Appellante heeft nog aangegeven dat volgens de psychiater in Marokko die haar heeft onderzocht, sprake is van een GAF-score van 40-45, met een slechte prognose. Voor zover al gezegd moet worden dat deze conclusie betrekking heeft op de datum in geding, volgt hier niet uit dat de medische beoordeling door het Uwv onjuist was. De GAF-score is immers niet primair bedoeld om de arbeidsongeschiktheid te beoordelen.
4.5.
Uit alle gegevens tezamen, zoals weergegeven in 4.3 en 4.4, kan niet de conclusie worden getrokken dat de Svb, in navolging van het advies van het Uwv, de arbeidsongeschiktheid van appellante per 31 oktober 2007 onjuist heeft ingeschat. Hieruit volgt dat ook naar de toekomst toe er geen aanleiding bestaat het besluit van 14 augustus 2007 te herzien.
4.6.
Dit betekent dat, hoewel de aangevallen uitspraak gebaseerd is op een onjuist toetsingskader, de rechtsgevolgen van het vernietigde bestreden besluit terecht in stand zijn gelaten. De aangevallen uitspraak komt daarom voor bevestiging in aanmerking voor zover deze in hoger beroep is aangevochten.

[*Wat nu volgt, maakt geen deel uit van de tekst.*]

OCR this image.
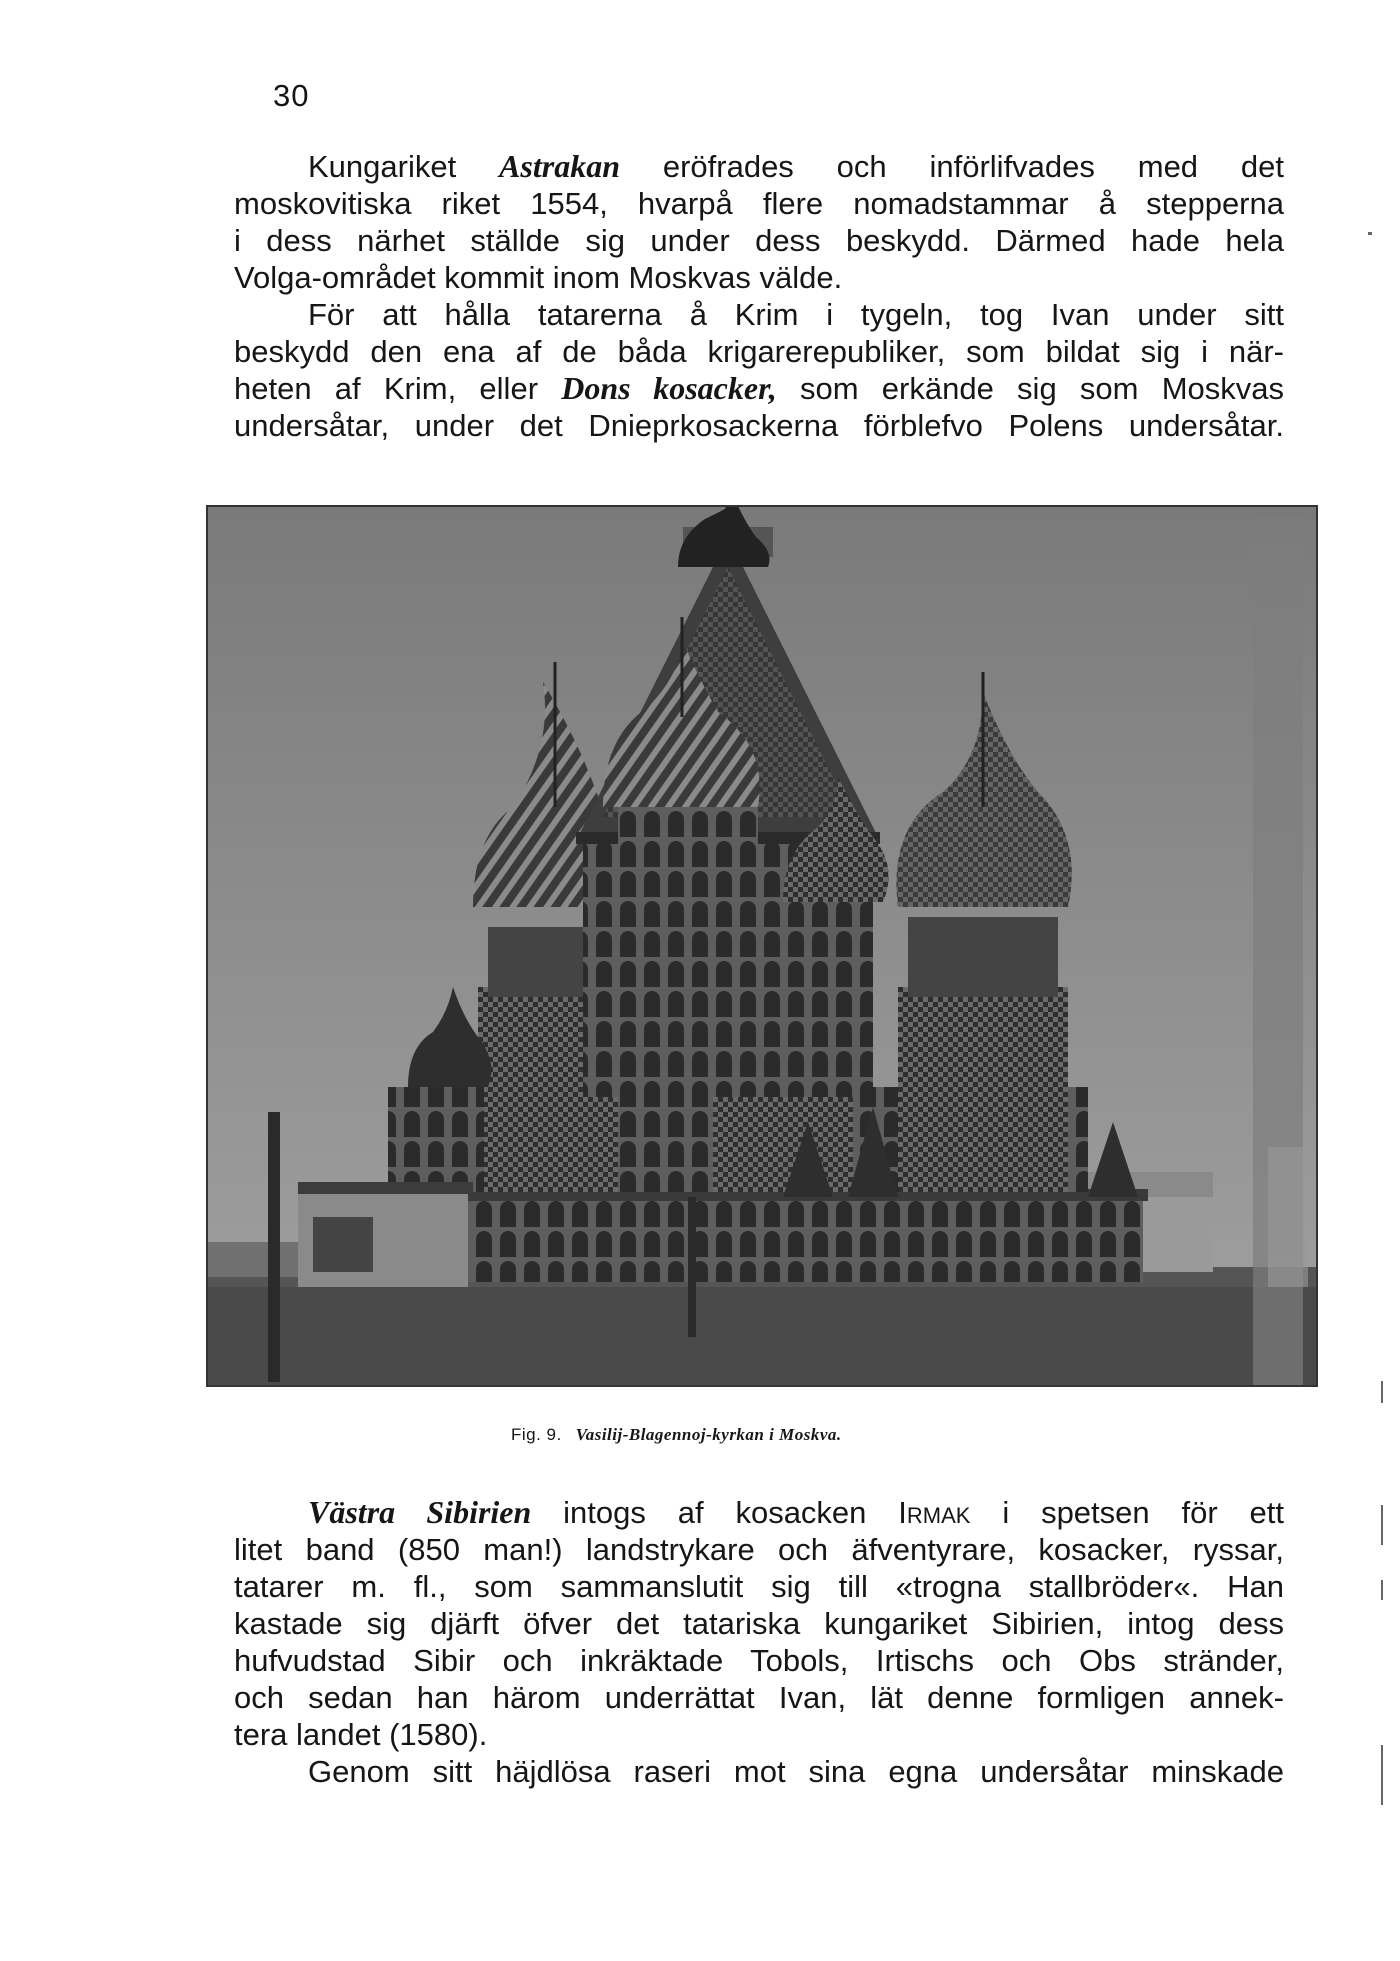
30
Kungariket Astrakan eröfrades och införlifvades med det
moskovitiska riket 1554, hvarpå flere nomadstammar å stepperna
i dess närhet ställde sig under dess beskydd. Därmed hade hela
Volga-området kommit inom Moskvas välde.
För att hålla tatarerna å Krim i tygeln, tog Ivan under sitt
beskydd den ena af de båda krigarerepubliker, som bildat sig i när-
heten af Krim, eller Dons kosacker, som erkände sig som Moskvas
undersåtar, under det Dnieprkosackerna förblefvo Polens undersåtar.
Fig. 9. Vasilij-Blagennoj-kyrkan i Moskva.
Västra Sibirien intogs af kosacken Irmak i spetsen för ett
litet band (850 man!) landstrykare och äfventyrare, kosacker, ryssar,
tatarer m. fl., som sammanslutit sig till «trogna stallbröder«. Han
kastade sig djärft öfver det tatariska kungariket Sibirien, intog dess
hufvudstad Sibir och inkräktade Tobols, Irtischs och Obs stränder,
och sedan han härom underrättat Ivan, lät denne formligen annek-
tera landet (1580).
Genom sitt häjdlösa raseri mot sina egna undersåtar minskade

5. Er bestaat aanleiding de Svb te veroordelen in de kosten van appellante in hoger beroep ter hoogte van € 992,- en te bepalen dat de Svb het door appellante in hoger beroep betaalde griffierecht vergoedt.

BESLISSING

De Centrale Raad van Beroep
  • bevestigt de aangevallen uitspraak, voor zover aangevochten;
  • veroordeelt de Svb in de proceskosten van appellante ter hoogte van € 992,-;
  • bepaalt dat het Uwv het door appellante in hoger beroep betaalde griffierecht van € 122,- vergoedt.
Deze uitspraak is gedaan door M.M. van der Kade als voorzitter en H.J. Simon en
E.E.V. Lenos als leden, in tegenwoordigheid van W. de Braal als griffier. De beslissing is uitgesproken in het openbaar op 29 april 2016.